D-Galactose Causes Motor Coordination Impairment, and Histological and Biochemical Changes in the Cerebellum of Rats

• Published in: Molecular neurobiology Vol. 54; no. 6; pp. 4127 - 4137
• Main Authors: Rodrigues, André Felipe, Biasibetti, Helena, Zanotto, Bruna Stela, Sanches, Eduardo Farias, Schmitz, Felipe, Nunes, Vinícius Tejada, Pierozan, Paula, Manfredini, Vanusa, Magro, Débora Delwing Dal, Netto, Carlos Alexandre, Wyse, Angela T.S.
• Format: Journal Article
• Language: English
• Published: New York Springer US 01.08.2017; Springer Nature B.V
• Subjects: Acetylcholinesterase; Acetylcholinesterase - metabolism; Animal cognition; Animals; Antigens, Nuclear - metabolism; Apoptosis; Astrocytes; Ataxia; Balance; Biochemistry; Biomedical and Life Sciences; Biomedicine; Brain; Brain-derived neurotrophic factor; Brain-Derived Neurotrophic Factor - metabolism; Carbohydrate metabolism; Carbohydrates; Caspase; Caspase 3 - metabolism; Caspase-3; Cell Biology; Cell Count; Cerebellum; Cerebellum - drug effects; Cerebellum - pathology; Cerebellum - physiopathology; Complications; Coordination; D-Galactose; DNA Damage; Gait; Galactose; Galactose - administration & dosage; Galactose - pharmacology; Galactosemia; Glial Fibrillary Acidic Protein - metabolism; Glucose; Glutathione; Glutathione - metabolism; Histology; Immunohistochemistry; Impairment; Injection; Injections, Intraventricular; Male; Motor ability; Motor Activity - drug effects; Motor task performance; Nerve Tissue Proteins - metabolism; Neurobiology; Neurology; Neurons; Neurosciences; Rats; Rats, Wistar; Rodents; Saline solutions; Speech; Sulfhydryl Compounds - metabolism; Tremor; Walking; BDNF; Cell damage; Motor coordination; Galactose; Acetylcholinesterase; Caspase-3; Apoptosis
• ISSN: 0893-7648; 1559-1182
• DOI: 10.1007/s12035-016-9981-4

Classical galactosemia is an inborn error of carbohydrate metabolism in which patients accumulate high concentration of galactose in the brain.
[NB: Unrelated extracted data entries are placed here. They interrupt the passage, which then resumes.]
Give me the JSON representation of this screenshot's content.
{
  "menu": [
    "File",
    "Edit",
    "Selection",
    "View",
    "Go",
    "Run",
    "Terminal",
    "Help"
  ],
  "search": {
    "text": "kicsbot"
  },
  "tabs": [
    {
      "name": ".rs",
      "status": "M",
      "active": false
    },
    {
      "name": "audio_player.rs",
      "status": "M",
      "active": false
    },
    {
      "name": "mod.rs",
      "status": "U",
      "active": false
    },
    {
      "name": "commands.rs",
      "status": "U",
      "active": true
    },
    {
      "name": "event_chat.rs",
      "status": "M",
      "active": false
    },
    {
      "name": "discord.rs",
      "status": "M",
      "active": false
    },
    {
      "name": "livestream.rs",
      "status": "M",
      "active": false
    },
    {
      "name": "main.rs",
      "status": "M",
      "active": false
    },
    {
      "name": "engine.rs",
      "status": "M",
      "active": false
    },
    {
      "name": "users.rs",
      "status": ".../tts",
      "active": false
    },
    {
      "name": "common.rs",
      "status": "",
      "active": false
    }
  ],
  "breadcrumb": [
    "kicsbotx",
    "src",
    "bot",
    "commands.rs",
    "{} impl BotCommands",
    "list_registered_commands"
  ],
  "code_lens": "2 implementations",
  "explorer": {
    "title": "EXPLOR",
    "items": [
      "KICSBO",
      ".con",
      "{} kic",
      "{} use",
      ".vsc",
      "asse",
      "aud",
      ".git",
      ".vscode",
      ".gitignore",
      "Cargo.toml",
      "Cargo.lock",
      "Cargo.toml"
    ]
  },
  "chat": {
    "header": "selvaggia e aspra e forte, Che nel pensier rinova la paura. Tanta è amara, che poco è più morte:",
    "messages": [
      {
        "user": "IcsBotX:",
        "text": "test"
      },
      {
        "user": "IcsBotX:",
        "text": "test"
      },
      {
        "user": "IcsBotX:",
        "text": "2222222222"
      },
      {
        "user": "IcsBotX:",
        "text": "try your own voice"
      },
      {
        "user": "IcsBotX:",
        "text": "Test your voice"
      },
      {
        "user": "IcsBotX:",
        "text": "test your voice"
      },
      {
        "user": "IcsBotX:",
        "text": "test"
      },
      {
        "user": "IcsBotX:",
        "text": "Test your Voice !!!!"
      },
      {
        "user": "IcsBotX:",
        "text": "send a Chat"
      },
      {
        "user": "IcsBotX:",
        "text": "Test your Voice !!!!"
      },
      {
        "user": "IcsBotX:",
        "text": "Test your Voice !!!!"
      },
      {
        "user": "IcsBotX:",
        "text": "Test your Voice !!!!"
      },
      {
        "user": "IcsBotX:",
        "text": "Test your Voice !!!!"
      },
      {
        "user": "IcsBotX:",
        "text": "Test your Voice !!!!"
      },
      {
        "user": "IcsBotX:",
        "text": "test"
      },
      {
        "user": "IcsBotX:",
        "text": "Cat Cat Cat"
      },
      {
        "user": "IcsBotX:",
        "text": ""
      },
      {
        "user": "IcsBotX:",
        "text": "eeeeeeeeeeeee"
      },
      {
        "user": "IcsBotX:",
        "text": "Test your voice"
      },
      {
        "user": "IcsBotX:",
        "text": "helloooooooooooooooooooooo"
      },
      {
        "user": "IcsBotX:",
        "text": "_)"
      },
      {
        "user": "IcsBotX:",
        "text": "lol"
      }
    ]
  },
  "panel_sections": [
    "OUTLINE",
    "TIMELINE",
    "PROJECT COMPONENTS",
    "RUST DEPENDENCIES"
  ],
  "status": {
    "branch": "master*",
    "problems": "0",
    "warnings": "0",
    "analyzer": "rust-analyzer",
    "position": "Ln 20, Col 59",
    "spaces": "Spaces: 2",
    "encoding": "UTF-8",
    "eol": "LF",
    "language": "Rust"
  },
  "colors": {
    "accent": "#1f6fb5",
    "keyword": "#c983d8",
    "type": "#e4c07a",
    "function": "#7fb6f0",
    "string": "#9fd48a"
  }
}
The most common treatment is a galactose-restricted diet. However, even treated patients develop several complications. One of the most common symptoms is motor coordination impairment, including affected gait, balance, and speech, as well as tremor and ataxia. In the present study, we investigated the effects of intracerebroventricular galactose administration on motor coordination, as well as on histological and biochemical parameters in cerebellum of adult rats. Wistar rats received 5 μL of galactose (4 mM) or saline by intracerebroventricular injection. The animals performed the beam walking test at 1 and 24 h after galactose administration. Histological and biochemical parameters were performed 24 h after the injections. The results showed motor coordination impairment at 24 h after galactose injection. Galactose also decreased the number of cells in the molecular and granular layers of the cerebellum. The immunohistochemistry results suggest that the cell types lost by galactose are neurons and astrocytes in the spinocerebellum and neurons in the cerebrocerebellum. Galactose increased active caspase-3 immunocontent and acetylcholinesterase activity, decreased acetylcholinesterase immunocontent, glutathione, and BDNF levels, as well as caused protein and DNA damage. Our results suggest that galactose induces histological and biochemical changes in cerebellum, which can be associated with motor coordination impairment.